COMOL MENGANGKAT LENTERANYA MEMANDANG KE LAUT. BEBERAPA


LAMA KEMUDIAN TAMPAK PANIEKA MENDEKAT DENGAN SAMPAN

COMOL:
Benar Panieka, Kapten. Dia membawa seorang perempuan. Lihatlah
(Kapten menyalakan sebuah cerutu lagi)

SUARA:
(sudah dekat sekali) Selamat malam, Kapten.

COMOL:
Siapa yang kaubawa itu?

SUARA:
Seorang perempuan.

COMOL:
Aku tahu, tapi siapa dia?

SUARA:

37
Aku sudah melarikannya tiga hari yang lalu.
COMOL:
Busyet. Bagaimana kau melarikannya?

COMOL MEMPERHATIKAN PANIEKA MENCARI TEMPAT MENDEKATKAN


SAMPANNYA. IA MENYUSURI TEPI KAPAL MENGIKUTI GERAK SAMPAN
PANIEKA.

COMOL:
Bagaimana kau melarikannya, Panieka? Tidakkah berbahaya? Kau berani
sekali. Tetapi kau tidak mabok bukan? Kapten tidak senang kalau kau
membawa tuak ke kapal. (kepada Kapten) Kapten, bagaimana? Kita akan
membiarkan dia naik. Dia membawa seorang perempuan.

KAPTEN TIDAK MENJAWAB, SIBUK DENGAN CERUTUNYA MEMANDANG KE


LAUT. COMOL JADI KEBINGUNGAN

COMOL:
Ah, tak tahulah saya. Ada-ada saja yang terjadi.
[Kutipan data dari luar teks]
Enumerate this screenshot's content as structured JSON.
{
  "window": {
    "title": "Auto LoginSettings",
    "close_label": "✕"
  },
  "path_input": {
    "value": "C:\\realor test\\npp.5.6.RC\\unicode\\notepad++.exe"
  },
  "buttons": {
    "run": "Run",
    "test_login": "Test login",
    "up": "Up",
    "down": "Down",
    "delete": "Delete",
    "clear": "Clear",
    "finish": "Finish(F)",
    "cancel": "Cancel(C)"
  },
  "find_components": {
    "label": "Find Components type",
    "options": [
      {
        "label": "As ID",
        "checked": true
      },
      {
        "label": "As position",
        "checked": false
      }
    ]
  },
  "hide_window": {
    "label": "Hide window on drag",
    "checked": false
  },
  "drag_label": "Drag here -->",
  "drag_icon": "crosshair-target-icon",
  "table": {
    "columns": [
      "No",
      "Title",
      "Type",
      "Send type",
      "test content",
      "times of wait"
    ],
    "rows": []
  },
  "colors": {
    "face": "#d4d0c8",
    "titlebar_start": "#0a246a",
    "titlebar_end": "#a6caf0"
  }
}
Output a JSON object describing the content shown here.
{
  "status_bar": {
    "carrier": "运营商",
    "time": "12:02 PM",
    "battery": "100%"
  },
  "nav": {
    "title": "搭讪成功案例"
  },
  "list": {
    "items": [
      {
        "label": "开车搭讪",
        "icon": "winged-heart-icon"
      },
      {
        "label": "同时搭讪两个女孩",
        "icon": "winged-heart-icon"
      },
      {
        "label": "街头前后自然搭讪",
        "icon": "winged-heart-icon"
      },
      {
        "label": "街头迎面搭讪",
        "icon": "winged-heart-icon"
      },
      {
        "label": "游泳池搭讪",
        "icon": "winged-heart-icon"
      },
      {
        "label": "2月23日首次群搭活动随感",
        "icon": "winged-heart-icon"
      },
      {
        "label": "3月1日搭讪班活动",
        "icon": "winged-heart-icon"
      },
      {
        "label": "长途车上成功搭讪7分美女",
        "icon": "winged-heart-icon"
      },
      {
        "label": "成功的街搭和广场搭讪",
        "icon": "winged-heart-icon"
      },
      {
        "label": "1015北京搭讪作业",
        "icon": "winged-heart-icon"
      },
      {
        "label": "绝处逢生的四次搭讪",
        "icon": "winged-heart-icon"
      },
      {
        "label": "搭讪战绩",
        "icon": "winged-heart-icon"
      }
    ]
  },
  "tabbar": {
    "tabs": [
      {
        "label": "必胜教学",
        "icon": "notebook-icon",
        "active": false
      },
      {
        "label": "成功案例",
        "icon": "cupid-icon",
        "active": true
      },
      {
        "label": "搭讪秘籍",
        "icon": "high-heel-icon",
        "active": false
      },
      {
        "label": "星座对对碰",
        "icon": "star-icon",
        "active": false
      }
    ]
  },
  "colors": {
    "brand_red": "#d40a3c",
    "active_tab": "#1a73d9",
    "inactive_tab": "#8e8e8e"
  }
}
Di sebelah kiri itu, Panieka.
Hati-hati tangganya tidak begitu kuat. Ingat, seorang perempuan, Kapten.
Panieka biasanya pintar memilih yang baik-baik. Seleranya bagus.

PANIEKA MUNCUL

PANIEKA:
Sudah hampir rusak temali tangganya.

COMOL:
(tak acuh) Ya (mengangkat lenteranya menerangi wajah Panieka), agak
kurus kau sekarang. Kurang makan bukan?

COMOL:
Selamat malam, Kapten.

38
COMOL:
Mana perempuan itu?

PANIEKA:
Kutinggalkan di bawah. Akan kubawa naik kalau Kapten mengizinkannya.

COMOL:
Tanyalah sendiri.

PANIEKA:
Aku harus ditolong, Mol.

COMOL:
Aku takkan menjawab. Itu bagian Kapten.

PANIEKA:
Aku memerlukan tempat persembunyian untuk menunggu marah mereka.
Di sini melarikan anak perempuan itu biasa, Mol.

COMOL:
Ya, aku pernah mendengar juga. Tapi kalau Kapten diam saja, artinya aku
juga tidak boleh berbicara. Jangan berbicara denganku dulu. Selesaikan
saja urusanmu dengan Kapten.

PANIEKA:
Kapten rupanya marah kepadaku.

COMOL:
Aku tak boleh berbicara? Aku ingin melihat perempuan yang sudah
memikatmu itu.

PANIEKA:

39
Jangan.
COMOL:
Cuma melihat dari jauh saja.

PANIEKA:
Tidak, jangan.

COMOL:
Perempuan apa dia tidak boleh dilihat?

PANIEKA:
Jangan.

COMOL:
Nanti kukatakan padamu apakah dia baik atau tidak.

PANIEKA:
Tidak perlu lagi sekarang, jangan.

KAPTEN:
(tetap memandang ke laut) Kau dengar katanya, jangan.

COMOL:
Saya tidak akan berbuat apa-apa.

KAPTEN:
Kau dengar katanya?

COMOL:
Tetapi saya hanya ingin melihat, Kapten. Tidak bolehkah perempuan itu
dilihat? Saya cuma ingin melihat warna kerudungnya, biru atau cokelat,
tadi kurang terang.

40
KAPTEN:
Aku bertanya untuk yang terakhir, kaudengar katanya?

COMOL:
(dengan kecewa) Baiklah, nanti saya akan melihatnya juga.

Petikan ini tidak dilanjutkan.